At the recent 20th International Conference on Composite Materials (ICCM) and in conjunction with Haydale, researchers from Cardiff University presented the results from an in-depth study titled Developing Component-Scale Hierarchical Composites Using Nanocarbons.
The phenomenal properties reported for nanocarbons such as carbon nanotubes and graphene have generated much interest for their use in composite materials. Theoretical predictions demonstrate the potential for significant improvements in strength, stiffness and multi-functionality of materials. Despite many promising results, the issues of repeatability and scale-up have yet to be adequately addressed, with manufacture limited to small lab-scale samples.
In the work described, researchers from Cardiff University and Haydale explore techniques for component-scale manufacture of hierarchical composites by liquid infusion, using both carbon nanotube and graphene materials.

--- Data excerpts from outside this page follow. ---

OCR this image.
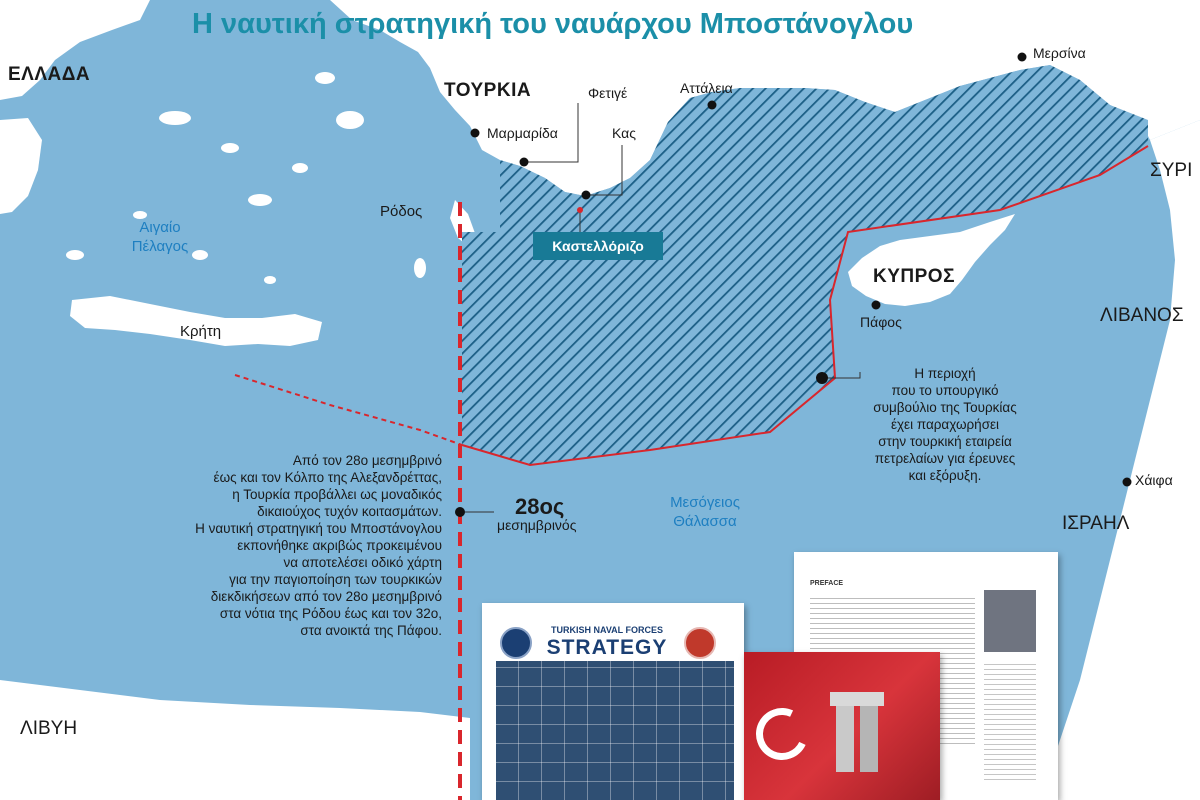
Η ναυτική στρατηγική του ναυάρχου Μποστάνογλου
ΕΛΛΑΔΑ
ΤΟΥΡΚΙΑ
ΚΥΠΡΟΣ
ΣΥΡΙ
ΛΙΒΑΝΟΣ
ΙΣΡΑΗΛ
ΛΙΒΥΗ
Μερσίνα
Αττάλεια
Φετιγέ
Μαρμαρίδα	Κας
Πάφος
Χάιφα
Ρόδος
Κρήτη
Καστελλόριζο
Αιγαίο
Πέλαγος
Μεσόγειος
Θάλασσα
28ος
μεσημβρινός
Από τον 28ο μεσημβρινό
έως και τον Κόλπο της Αλεξανδρέττας,
η Τουρκία προβάλλει ως μοναδικός
δικαιούχος τυχόν κοιτασμάτων.
Η ναυτική στρατηγική του Μποστάνογλου
εκπονήθηκε ακριβώς προκειμένου
να αποτελέσει οδικό χάρτη
για την παγιοποίηση των τουρκικών
διεκδικήσεων από τον 28ο μεσημβρινό
στα νότια της Ρόδου έως και τον 32ο,
στα ανοικτά της Πάφου.
Η περιοχή
που το υπουργικό
συμβούλιο της Τουρκίας
έχει παραχωρήσει
στην τουρκική εταιρεία
πετρελαίων για έρευνες
και εξόρυξη.
PREFACE
TURKISH NAVAL FORCES
STRATEGY
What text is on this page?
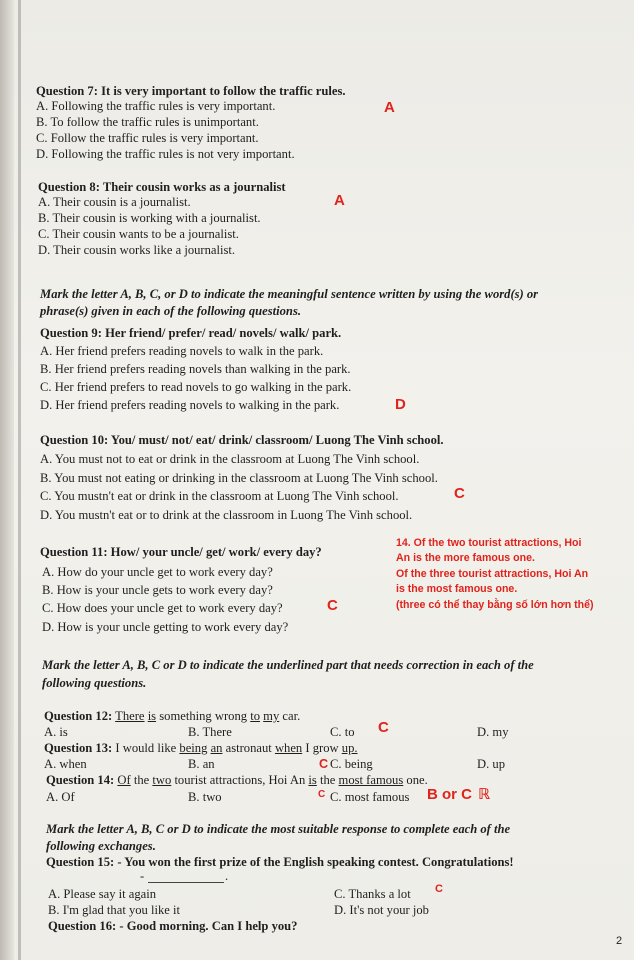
Question 7: It is very important to follow the traffic rules.
A. Following the traffic rules is very important.
B. To follow the traffic rules is unimportant.
C. Follow the traffic rules is very important.
D. Following the traffic rules is not very important.
A
Question 8: Their cousin works as a journalist
A. Their cousin is a journalist.
B. Their cousin is working with a journalist.
C. Their cousin wants to be a journalist.
D. Their cousin works like a journalist.
A
Mark the letter A, B, C, or D to indicate the meaningful sentence written by using the word(s) or
phrase(s) given in each of the following questions.
Question 9: Her friend/ prefer/ read/ novels/ walk/ park.
A. Her friend prefers reading novels to walk in the park.
B. Her friend prefers reading novels than walking in the park.
C. Her friend prefers to read novels to go walking in the park.
D. Her friend prefers reading novels to walking in the park.	D
Question 10: You/ must/ not/ eat/ drink/ classroom/ Luong The Vinh school.
A. You must not to eat or drink in the classroom at Luong The Vinh school.
B. You must not eating or drinking in the classroom at Luong The Vinh school.
C. You mustn't eat or drink in the classroom at Luong The Vinh school.
D. You mustn't eat or to drink at the classroom in Luong The Vinh school.
C
Question 11: How/ your uncle/ get/ work/ every day?
A. How do your uncle get to work every day?
B. How is your uncle gets to work every day?
C. How does your uncle get to work every day?
D. How is your uncle getting to work every day?
C
14. Of the two tourist attractions, Hoi
An is the more famous one.
Of the three tourist attractions, Hoi An
is the most famous one.
(three có thể thay bằng số lớn hơn thể)
Mark the letter A, B, C or D to indicate the underlined part that needs correction in each of the
following questions.
Question 12: There is something wrong to my car.
A. is	B. There	C. to	D. my
C
Question 13: I would like being an astronaut when I grow up.
A. when	B. an	C C. being	D. up
Question 14: Of the two tourist attractions, Hoi An is the most famous one.
A. Of	B. two	C C. most famous B or C ℝ
Mark the letter A, B, C or D to indicate the most suitable response to complete each of the
following exchanges.
Question 15: - You won the first prize of the English speaking contest. Congratulations!
-	.
A. Please say it again	C. Thanks a lot C
B. I'm glad that you like it	D. It's not your job
Question 16: - Good morning. Can I help you?
2
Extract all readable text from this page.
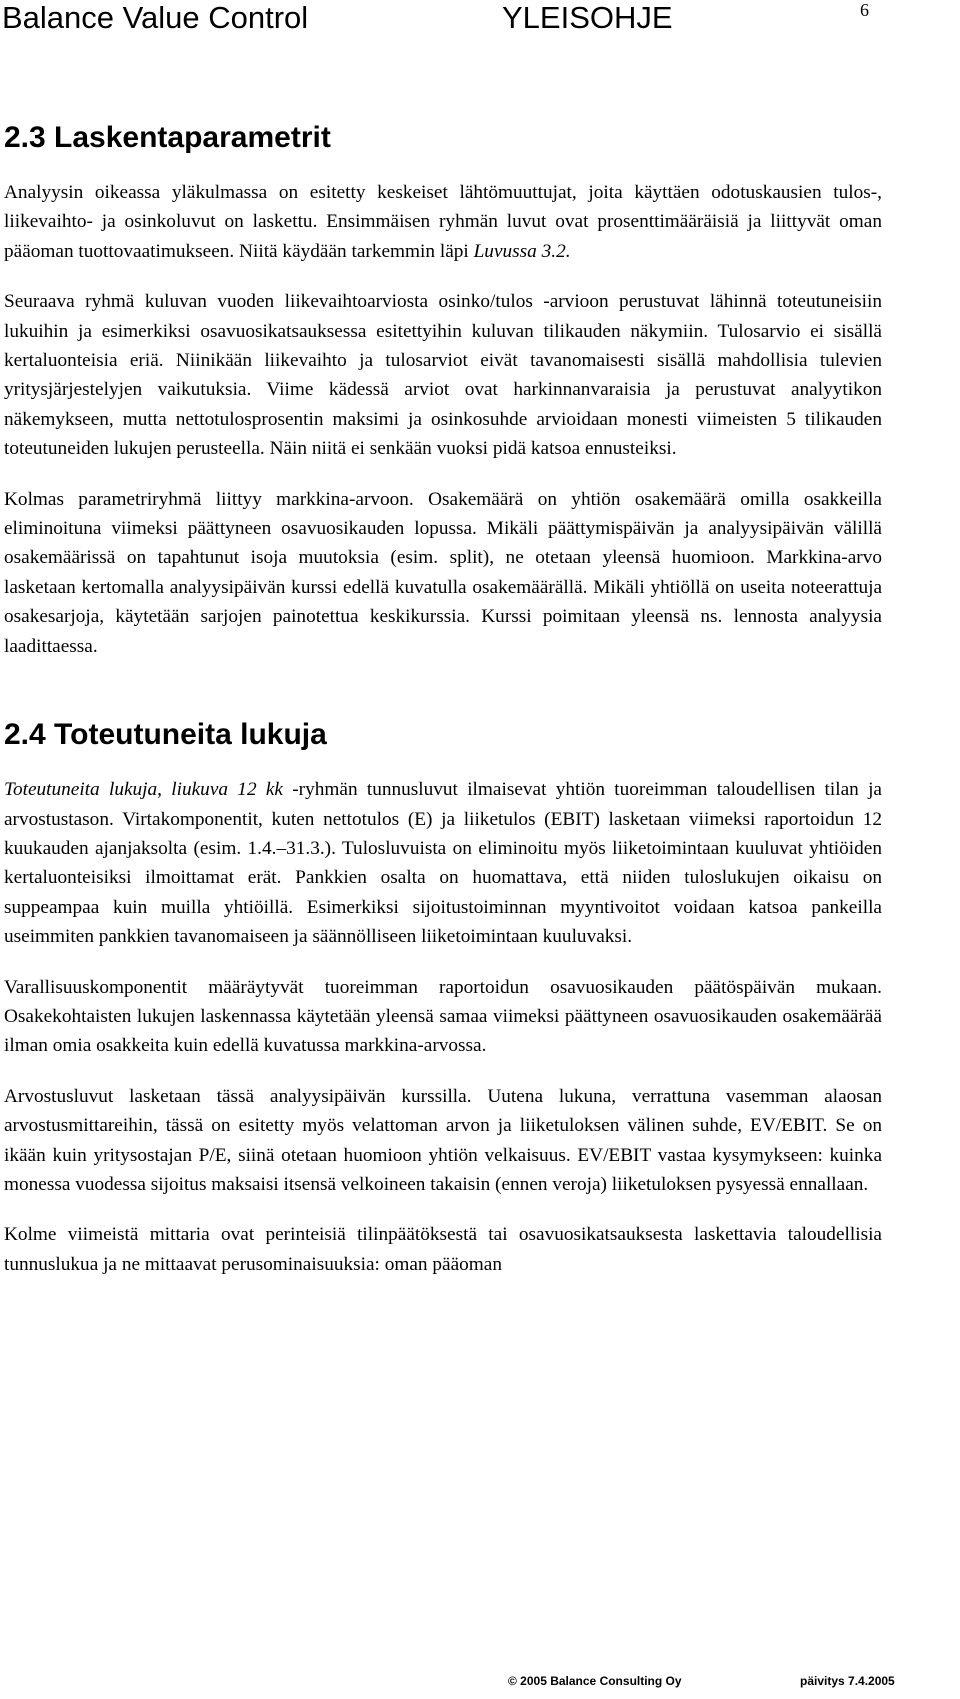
Balance Value Control	YLEISOHJE	6
2.3 Laskentaparametrit

Analyysin oikeassa yläkulmassa on esitetty keskeiset lähtömuuttujat, joita käyttäen odotuskausien tulos-, liikevaihto- ja osinkoluvut on laskettu. Ensimmäisen ryhmän luvut ovat prosenttimääräisiä ja liittyvät oman pääoman tuottovaatimukseen. Niitä käydään tarkemmin läpi Luvussa 3.2.

Seuraava ryhmä kuluvan vuoden liikevaihtoarviosta osinko/tulos -arvioon perustuvat lähinnä toteutuneisiin lukuihin ja esimerkiksi osavuosikatsauksessa esitettyihin kuluvan tilikauden näkymiin. Tulosarvio ei sisällä kertaluonteisia eriä. Niinikään liikevaihto ja tulosarviot eivät tavanomaisesti sisällä mahdollisia tulevien yritysjärjestelyjen vaikutuksia. Viime kädessä arviot ovat harkinnanvaraisia ja perustuvat analyytikon näkemykseen, mutta nettotulosprosentin maksimi ja osinkosuhde arvioidaan monesti viimeisten 5 tilikauden toteutuneiden lukujen perusteella. Näin niitä ei senkään vuoksi pidä katsoa ennusteiksi.

Kolmas parametriryhmä liittyy markkina-arvoon. Osakemäärä on yhtiön osakemäärä omilla osakkeilla eliminoituna viimeksi päättyneen osavuosikauden lopussa. Mikäli päättymispäivän ja analyysipäivän välillä osakemäärissä on tapahtunut isoja muutoksia (esim. split), ne otetaan yleensä huomioon. Markkina-arvo lasketaan kertomalla analyysipäivän kurssi edellä kuvatulla osakemäärällä. Mikäli yhtiöllä on useita noteerattuja osakesarjoja, käytetään sarjojen painotettua keskikurssia. Kurssi poimitaan yleensä ns. lennosta analyysia laadittaessa.

2.4 Toteutuneita lukuja

Toteutuneita lukuja, liukuva 12 kk -ryhmän tunnusluvut ilmaisevat yhtiön tuoreimman taloudellisen tilan ja arvostustason. Virtakomponentit, kuten nettotulos (E) ja liiketulos (EBIT) lasketaan viimeksi raportoidun 12 kuukauden ajanjaksolta (esim. 1.4.–31.3.). Tulosluvuista on eliminoitu myös liiketoimintaan kuuluvat yhtiöiden kertaluonteisiksi ilmoittamat erät. Pankkien osalta on huomattava, että niiden tuloslukujen oikaisu on suppeampaa kuin muilla yhtiöillä. Esimerkiksi sijoitustoiminnan myyntivoitot voidaan katsoa pankeilla useimmiten pankkien tavanomaiseen ja säännölliseen liiketoimintaan kuuluvaksi.

Varallisuuskomponentit määräytyvät tuoreimman raportoidun osavuosikauden päätöspäivän mukaan. Osakekohtaisten lukujen laskennassa käytetään yleensä samaa viimeksi päättyneen osavuosikauden osakemäärää ilman omia osakkeita kuin edellä kuvatussa markkina-arvossa.

Arvostusluvut lasketaan tässä analyysipäivän kurssilla. Uutena lukuna, verrattuna vasemman alaosan arvostusmittareihin, tässä on esitetty myös velattoman arvon ja liiketuloksen välinen suhde, EV/EBIT. Se on ikään kuin yritysostajan P/E, siinä otetaan huomioon yhtiön velkaisuus. EV/EBIT vastaa kysymykseen: kuinka monessa vuodessa sijoitus maksaisi itsensä velkoineen takaisin (ennen veroja) liiketuloksen pysyessä ennallaan.

Kolme viimeistä mittaria ovat perinteisiä tilinpäätöksestä tai osavuosikatsauksesta laskettavia taloudellisia tunnuslukua ja ne mittaavat perusominaisuuksia: oman pääoman

© 2005 Balance Consulting Oy	päivitys 7.4.2005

A unique plasma process, developed by Haydale, was adopted for controllable functionalisation of large batches of nanocarbons (100s of grams) prior to mixing with epoxy resin. A rheological study indicated that filler morphology, functionalisation and fill weight all have an effect on epoxy resin viscosity.
Using these developed nanocomposite resins, a Resin Infusion under Flexible Tooling (RIFT) technique was developed. Resin flow studies informed an optimum setup that facilitated full wet-out of large area UD carbon fibre laminates and the resulting materials showed significant improvements in mechanical properties, demonstrating up to an approximately 50% increase in Compression After Impact (CAI) properties. The RIFT process and tooling were further developed to enable the manufacture of I-section stiffeners and the production of component-scale (0.9x0.55m) stiffened panels was demonstrated.
The scalability of the Haydale graphene plasma functionalisation technique, resin mixing and resin infusion processes has been demonstrated by the manufacture of component-scale stiffened composite panels. The advances in composite material strength and stiffness will be of considerable interest to the aerospace and automotive industry in particular.